Dans un rapport récent, son équipe a calculé que les prix des véhicules électriques devront baisser d’environ un tiers pour être abordables pour les ménages à revenu moyen et de moitié pour ceux des tranches de revenus les plus faibles.
Le besoin de véhicules moins chers survient alors que les Canadiens sont contraints d’aller ailleurs sur des coûts comme le logement. Mais Young a déclaré que la baisse des prix des véhicules électriques ne serait pas facile : les constructeurs automobiles sont confrontés à une pression croissante sur les coûts, depuis les matériaux et la main-d’œuvre jusqu’aux énormes efforts de recherche et de modernisation des usines nécessaires à la transition vers les véhicules électriques.

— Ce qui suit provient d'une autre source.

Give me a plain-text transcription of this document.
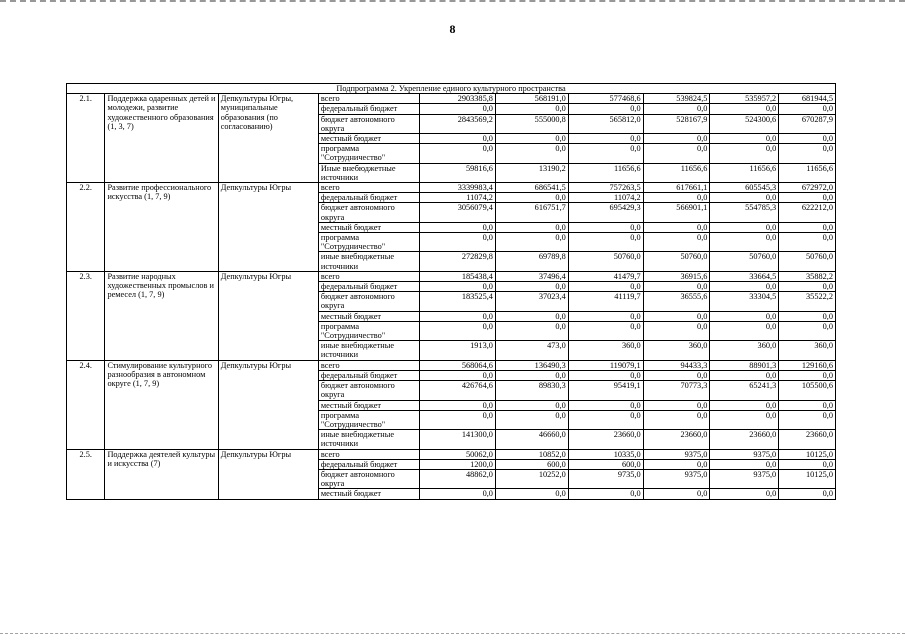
8
Подпрограмма 2. Укрепление единого культурного пространства									
2.1.	Поддержка одаренных детей и молодежи, развитие художественного образования (1, 3, 7)	Депкультуры Югры, муниципальные образования (по согласованию)	всего	2903385,8	568191,0	577468,6	539824,5	535957,2	681944,5
			федеральный бюджет	0,0	0,0	0,0	0,0	0,0	0,0
			бюджет автономного округа	2843569,2	555000,8	565812,0	528167,9	524300,6	670287,9
			местный бюджет	0,0	0,0	0,0	0,0	0,0	0,0
			программа "Сотрудничество"	0,0	0,0	0,0	0,0	0,0	0,0
			Иные внебюджетные источники	59816,6	13190,2	11656,6	11656,6	11656,6	11656,6
2.2.	Развитие профессионального искусства (1, 7, 9)	Депкультуры Югры	всего	3339983,4	686541,5	757263,5	617661,1	605545,3	672972,0
			федеральный бюджет	11074,2	0,0	11074,2	0,0	0,0	0,0
			бюджет автономного округа	3056079,4	616751,7	695429,3	566901,1	554785,3	622212,0
			местный бюджет	0,0	0,0	0,0	0,0	0,0	0,0
			программа "Сотрудничество"	0,0	0,0	0,0	0,0	0,0	0,0
			иные внебюджетные источники	272829,8	69789,8	50760,0	50760,0	50760,0	50760,0
2.3.	Развитие народных художественных промыслов и ремесел (1, 7, 9)	Депкультуры Югры	всего	185438,4	37496,4	41479,7	36915,6	33664,5	35882,2
			федеральный бюджет	0,0	0,0	0,0	0,0	0,0	0,0
			бюджет автономного округа	183525,4	37023,4	41119,7	36555,6	33304,5	35522,2
			местный бюджет	0,0	0,0	0,0	0,0	0,0	0,0
			программа "Сотрудничество"	0,0	0,0	0,0	0,0	0,0	0,0
			иные внебюджетные источники	1913,0	473,0	360,0	360,0	360,0	360,0
2.4.	Стимулирование культурного разнообразия в автономном округе (1, 7, 9)	Депкультуры Югры	всего	568064,6	136490,3	119079,1	94433,3	88901,3	129160,6
			федеральный бюджет	0,0	0,0	0,0	0,0	0,0	0,0
			бюджет автономного округа	426764,6	89830,3	95419,1	70773,3	65241,3	105500,6
			местный бюджет	0,0	0,0	0,0	0,0	0,0	0,0
			программа "Сотрудничество"	0,0	0,0	0,0	0,0	0,0	0,0
			иные внебюджетные источники	141300,0	46660,0	23660,0	23660,0	23660,0	23660,0
2.5.	Поддержка деятелей культуры и искусства (7)	Депкультуры Югры	всего	50062,0	10852,0	10335,0	9375,0	9375,0	10125,0
			федеральный бюджет	1200,0	600,0	600,0	0,0	0,0	0,0
			бюджет автономного округа	48862,0	10252,0	9735,0	9375,0	9375,0	10125,0
			местный бюджет	0,0	0,0	0,0	0,0	0,0	0,0
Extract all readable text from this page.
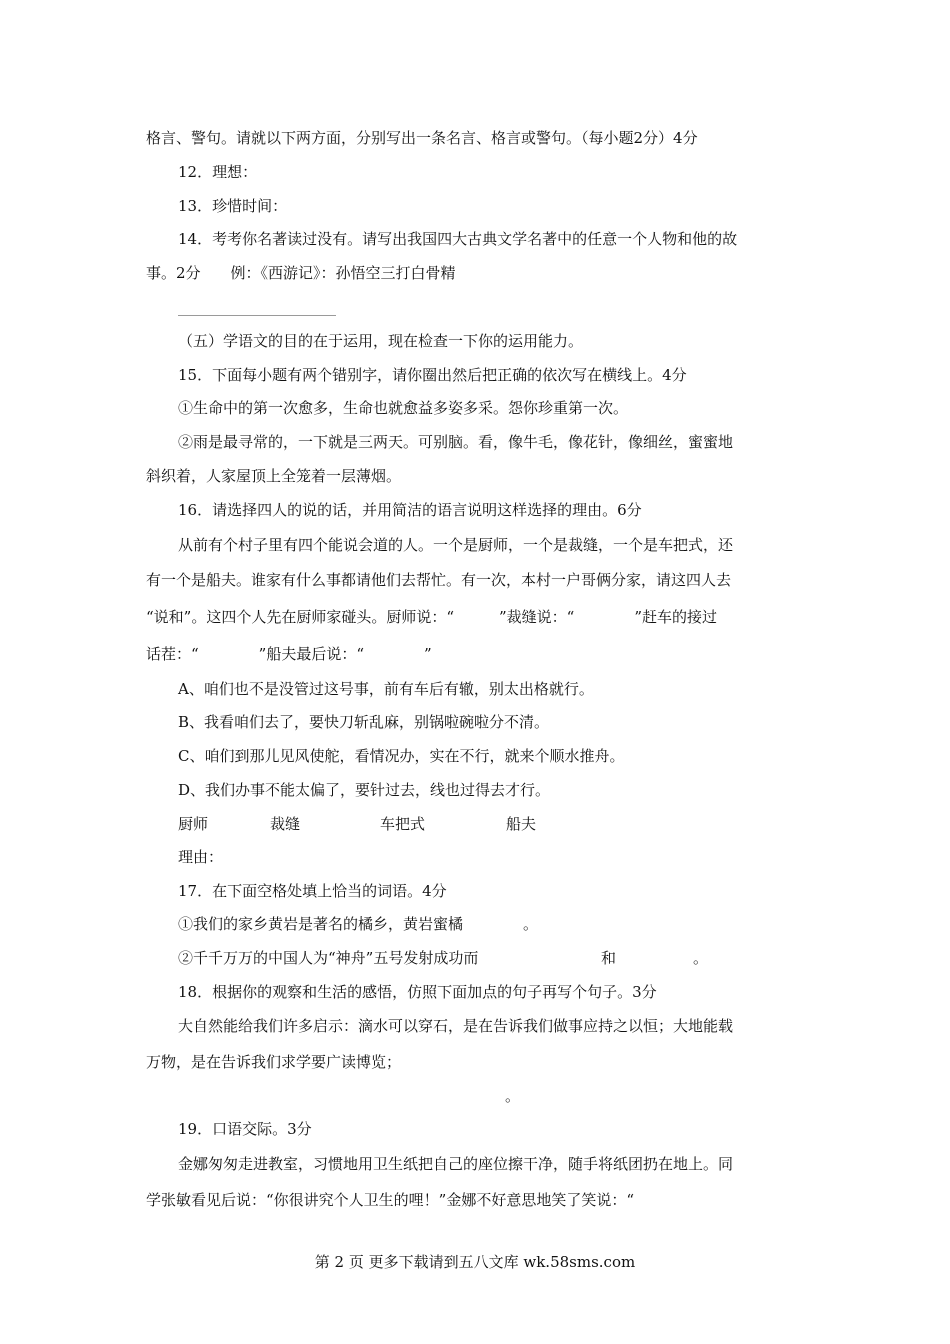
格言、警句。请就以下两方面，分别写出一条名言、格言或警句。（每小题2分）4分
12．理想：
13．珍惜时间：
14．考考你名著读过没有。请写出我国四大古典文学名著中的任意一个人物和他的故
事。2分　　例：《西游记》：孙悟空三打白骨精
（五）学语文的目的在于运用，现在检查一下你的运用能力。
15．下面每小题有两个错别字，请你圈出然后把正确的依次写在横线上。4分
①生命中的第一次愈多，生命也就愈益多姿多采。怨你珍重第一次。
②雨是最寻常的，一下就是三两天。可别脑。看，像牛毛，像花针，像细丝，蜜蜜地
斜织着，人家屋顶上全笼着一层薄烟。
16．请选择四人的说的话，并用简洁的语言说明这样选择的理由。6分
从前有个村子里有四个能说会道的人。一个是厨师，一个是裁缝，一个是车把式，还
有一个是船夫。谁家有什么事都请他们去帮忙。有一次，本村一户哥俩分家，请这四人去
“说和”。这四个人先在厨师家碰头。厨师说：“　　　”裁缝说：“　　　　”赶车的接过
话茬：“　　　　”船夫最后说：“　　　　”
A、咱们也不是没管过这号事，前有车后有辙，别太出格就行。
B、我看咱们去了，要快刀斩乱麻，别锅啦碗啦分不清。
C、咱们到那儿见风使舵，看情况办，实在不行，就来个顺水推舟。
D、我们办事不能太偏了，要针过去，线也过得去才行。
厨师	裁缝	车把式	船夫
理由：
17．在下面空格处填上恰当的词语。4分
①我们的家乡黄岩是著名的橘乡，黄岩蜜橘　　　　。
②千千万万的中国人为“神舟”五号发射成功而	和	。
18．根据你的观察和生活的感悟，仿照下面加点的句子再写个句子。3分
大自然能给我们许多启示：滴水可以穿石，是在告诉我们做事应持之以恒；大地能载
万物，是在告诉我们求学要广读博览；
。
19．口语交际。3分
金娜匆匆走进教室，习惯地用卫生纸把自己的座位擦干净，随手将纸团扔在地上。同
学张敏看见后说：“你很讲究个人卫生的哩！”金娜不好意思地笑了笑说：“
第 2 页 更多下载请到五八文库 wk.58sms.com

Ces problèmes, ainsi que les problèmes de chaîne d’approvisionnement, ont contribué à pousser les constructeurs automobiles à se concentrer sur des véhicules plus gros.
Les options pour les véhicules électriques canadiens sont passées de neuf modèles en 2018 à 32 modèles en 2022, selon l’Agence internationale de l’énergie. Au cours de la même période, le nombre d’options de SUV est passé de deux à 19, tandis que le nombre de modèles de petites voitures a en fait diminué, passant de trois à deux.
L’AIE a averti dans ses dernières perspectives sur les véhicules électriques que la « domination écrasante des SUV et des grands modèles » est une préoccupation majeure dans les efforts visant à s’éloigner des combustibles fossiles.
Les constructeurs automobiles affirment qu’ils utilisent des véhicules plus chers pour aider à financer la transition et qu’ils pourraient proposer des options moins chères à l’avenir.
Mais les entreprises nord-américaines n’ont peut-être pas le luxe de disposer de suffisamment de temps.
Le marché européen est déjà sous la pression des constructeurs chinois qui cherchent de plus en plus à se développer au-delà de leur marché national après des années de croissance intensive, soutenue par l’État, qui a conduit à des véhicules radicalement moins chers.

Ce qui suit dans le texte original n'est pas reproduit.